O gesto da encenação não é ilustrativo, tampouco narrativo. É, antes de tudo, político. A cena se organiza como um campo de forças onde se tornam visíveis os mecanismos da violência estrutural — sejam eles institucionais, econômicos, culturais ou subjetivos. A opção estética, ancorada nas referências ao teatro de Tadeusz Kantor, estrutura uma materialidade cênica que recusa o naturalismo. O palco se organiza como espaço de memória, ruína e exposição. As grades, as celas, as marcas no chão, os objetos e os corpos não são meros elementos de composição visual. Eles operam como signos materiais de uma cena que se organiza não para representar o mundo, mas para expor suas engrenagens — e seus horrores.

O uso da profundidade do palco se converte em uma construção dramatúrgica de altíssima precisão. O avanço no espaço físico não corresponde a um avanço em direção à liberdade ou à resolução. Pelo contrário. Assim como nas narrativas de Kafka, quanto mais os corpos avançam, mais revelam a extensão e a complexidade da prisão. O palco se torna labirinto, e a espacialização da opressão ganha concretude. O espaço não é cenário. É dispositivo. Grades, celas, cercas, sombras, corredores, limites. Não são metáforas. São a própria encarnação da estrutura de controle, da arquitetura da opressão, do espaço onde se dá a captura do corpo e da subjetividade.

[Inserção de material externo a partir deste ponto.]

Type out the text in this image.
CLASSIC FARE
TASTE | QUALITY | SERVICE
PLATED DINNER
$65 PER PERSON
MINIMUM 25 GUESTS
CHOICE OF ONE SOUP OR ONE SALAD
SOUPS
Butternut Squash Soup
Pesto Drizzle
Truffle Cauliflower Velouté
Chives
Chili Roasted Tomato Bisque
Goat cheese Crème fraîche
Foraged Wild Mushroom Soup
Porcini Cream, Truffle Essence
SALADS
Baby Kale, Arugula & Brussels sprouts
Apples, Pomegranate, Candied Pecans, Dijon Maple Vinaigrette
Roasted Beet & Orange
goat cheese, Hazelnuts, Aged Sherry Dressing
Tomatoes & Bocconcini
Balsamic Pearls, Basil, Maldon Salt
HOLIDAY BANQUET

O trabalho dos atores — Helio Cicero, André Capuano e Pedro Conrado — é a espinha dorsal do espetáculo. A precisão técnica, evidente em cada gesto, em cada inflexão de voz, não se converte em virtuosismo. O domínio do ofício não está a serviço da exibição, mas sim de uma escolha ética e política: usar a cena como espaço de questionamento, de elaboração coletiva das contradições que nos atravessam enquanto sujeitos históricos, enquanto corpos inseridos em um presente que atualiza permanentemente os dispositivos da opressão. Esses corpos em cena oscilam o tempo todo entre a presença e a ausência, entre o humano e sua fantasmagoria. A lógica kantoriana do manequim, do objeto que se torna extensão da memória ou da própria condição de ruína, atravessa a composição cênica. A atuação opera no limite entre o documento e a ficcionalização, entre a biografia coletiva e a fabulação crítica. Os corpos, atravessados pela referência estética de Tadeusz Kantor, não são sujeitos históricos. São bio-objetos. Fragmentos de humanidade, resíduos de subjetividade, espectros que existem numa zona intermediária entre o humano e sua própria fantasmagoria. O corpo do ator não representa. Ele testemunha sua própria captura.


A Dramaturgia da Opressão e o Padrão Implacável

A dramaturgia da encenação estabelece uma progressão que não busca síntese nem resolução. A abertura com Diante da Lei apresenta de forma contundente a lógica da exclusão jurídica. O homem que permanece indefinidamente diante da porta da Lei, sem jamais ser autorizado a atravessá-la, não é exceção. É a regra de uma sociedade fundada na negação do acesso pleno à cidadania, à justiça e aos direitos.

O Artista da Fome desloca a reflexão para a espetacularização do sofrimento. O corpo que performa sua própria destruição, que transforma a fome em espetáculo, perde valor na medida em que as dinâmicas do consumo mudam. A fome, antes valorizada como demonstração de resistência ou disciplina, se torna invisível — e, portanto, descartável.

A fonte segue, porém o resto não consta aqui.